Мы сели. Свечка в печи едва мерцала, прикрытая, для большей осторожности, кувшином с пробитым дном. Ветер не стихал, а еще будто его разбирало, и по временам перекатывал поверх кузницы те же полосы стекольчатой, точно составленной из битого хрусталя, снеговой блуждающей пыли...
— А что, Иван Андреевич курить еще можно?
— Вот опять и курить! Ну, где же это слыхано? Нет, в старину не такие бывали охотники!
— Какие же, расскажите...
— Вам все расскажи! Разумеется, что не такие. Вот ваш лес: что он теперь? Так, плёвое дело! Иному и зайцу в нем уж негде спрятаться. А у вашего дедушки там дикие козы травились; забегали, значит, говорят, из черниговских боров; олений зверинец был там у вашего дедушки, голов по полсотни, да волки выдушили. Одних собак у него было двести борзых, да сто гончих; борзых от Архарова[3] из Москвы купил... Я застал еще его доезжачего — Комаром звали. Говорит, по тысяче за собаку платили; везли, говорит, два месяца из столицы, караваном, на конных и воловьих подводах. На каждой подводе, на кибитке, лосьи рога красуются привязаны, На ловчих желтые и зеленые курточки; рога за плечами. Отъедут двадцать пять верст, и привал. Это сейчас котлы на треножцы; валят туда целых баранов, пшена да муки.
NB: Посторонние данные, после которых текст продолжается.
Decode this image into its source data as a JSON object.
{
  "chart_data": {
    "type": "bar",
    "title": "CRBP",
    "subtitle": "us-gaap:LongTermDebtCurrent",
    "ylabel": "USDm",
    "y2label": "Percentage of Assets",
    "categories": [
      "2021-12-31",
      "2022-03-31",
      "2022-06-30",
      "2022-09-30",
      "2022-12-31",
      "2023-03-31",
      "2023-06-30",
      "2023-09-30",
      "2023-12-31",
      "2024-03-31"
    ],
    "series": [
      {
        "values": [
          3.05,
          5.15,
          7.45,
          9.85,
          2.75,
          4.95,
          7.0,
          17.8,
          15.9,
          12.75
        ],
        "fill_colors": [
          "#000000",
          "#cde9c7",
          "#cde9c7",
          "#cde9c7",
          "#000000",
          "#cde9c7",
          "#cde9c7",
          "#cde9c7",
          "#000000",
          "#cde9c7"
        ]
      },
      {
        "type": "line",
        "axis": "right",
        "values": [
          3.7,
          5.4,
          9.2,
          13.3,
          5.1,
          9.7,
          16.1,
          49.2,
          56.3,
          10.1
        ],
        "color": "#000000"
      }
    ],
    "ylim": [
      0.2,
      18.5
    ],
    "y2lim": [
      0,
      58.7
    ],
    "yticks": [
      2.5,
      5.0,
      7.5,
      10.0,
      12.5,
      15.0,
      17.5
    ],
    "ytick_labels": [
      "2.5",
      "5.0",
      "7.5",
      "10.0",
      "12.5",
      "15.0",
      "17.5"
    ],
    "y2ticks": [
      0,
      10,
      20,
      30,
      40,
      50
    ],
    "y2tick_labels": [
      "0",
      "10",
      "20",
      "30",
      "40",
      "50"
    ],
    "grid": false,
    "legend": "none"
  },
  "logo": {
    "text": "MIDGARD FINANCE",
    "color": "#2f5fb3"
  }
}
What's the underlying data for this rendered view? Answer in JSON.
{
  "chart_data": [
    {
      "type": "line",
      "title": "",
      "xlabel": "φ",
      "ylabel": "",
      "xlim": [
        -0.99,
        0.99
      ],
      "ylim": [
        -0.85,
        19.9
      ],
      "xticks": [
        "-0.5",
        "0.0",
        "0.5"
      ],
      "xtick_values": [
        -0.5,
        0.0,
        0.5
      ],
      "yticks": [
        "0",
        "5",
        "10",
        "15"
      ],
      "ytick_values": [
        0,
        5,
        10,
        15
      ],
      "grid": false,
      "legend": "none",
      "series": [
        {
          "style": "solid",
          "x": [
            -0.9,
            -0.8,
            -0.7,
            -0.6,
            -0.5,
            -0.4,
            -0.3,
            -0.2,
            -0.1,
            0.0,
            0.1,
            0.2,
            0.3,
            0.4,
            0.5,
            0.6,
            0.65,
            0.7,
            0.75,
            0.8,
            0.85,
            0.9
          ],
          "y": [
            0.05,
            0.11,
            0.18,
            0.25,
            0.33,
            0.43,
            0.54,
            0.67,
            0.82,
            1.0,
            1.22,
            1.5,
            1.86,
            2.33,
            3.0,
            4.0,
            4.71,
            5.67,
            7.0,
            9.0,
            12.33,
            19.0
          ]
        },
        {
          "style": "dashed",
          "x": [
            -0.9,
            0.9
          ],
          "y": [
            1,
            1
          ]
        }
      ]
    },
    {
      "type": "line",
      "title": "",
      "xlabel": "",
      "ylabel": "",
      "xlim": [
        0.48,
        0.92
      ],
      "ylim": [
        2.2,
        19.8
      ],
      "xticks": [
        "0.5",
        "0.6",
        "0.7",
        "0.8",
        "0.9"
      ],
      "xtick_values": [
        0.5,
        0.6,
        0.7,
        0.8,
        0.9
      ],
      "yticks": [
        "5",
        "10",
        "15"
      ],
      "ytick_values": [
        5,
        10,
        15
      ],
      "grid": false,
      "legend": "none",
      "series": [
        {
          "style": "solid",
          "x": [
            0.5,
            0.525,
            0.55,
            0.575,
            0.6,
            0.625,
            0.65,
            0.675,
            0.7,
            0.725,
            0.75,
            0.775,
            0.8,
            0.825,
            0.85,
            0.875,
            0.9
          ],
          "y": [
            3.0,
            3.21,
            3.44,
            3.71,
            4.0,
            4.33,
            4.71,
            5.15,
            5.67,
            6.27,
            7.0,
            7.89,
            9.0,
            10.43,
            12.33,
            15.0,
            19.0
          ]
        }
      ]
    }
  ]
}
Костры горят; водку пьют, в трубы трубят; песни играют... Чудеса! А теперь? Так как-то живут, больше все в карты продуваются... Нет, прежде не так и здоровьем хворали. Такие помещики барбосы были, что на поди. Как отхватает иной верхом с борзыми дней десять, пятнадцать сразу, в отъезжих полях, или пешочком по десяти, пятнадцати верст в день, так больных тех и в помине не было... А теперь, опять-таки скажу: сам сидит, а на охоту за себя других посылает... Я у одного такого пять лет при церкви был! Да что, тоска взяла, глядючи на эту мертвечину, а еще из богатых был, землю на аренде держал под Ростовом...
— Вы, Иван Андреевичу как будто псовую охоту предпочитаете ружейной?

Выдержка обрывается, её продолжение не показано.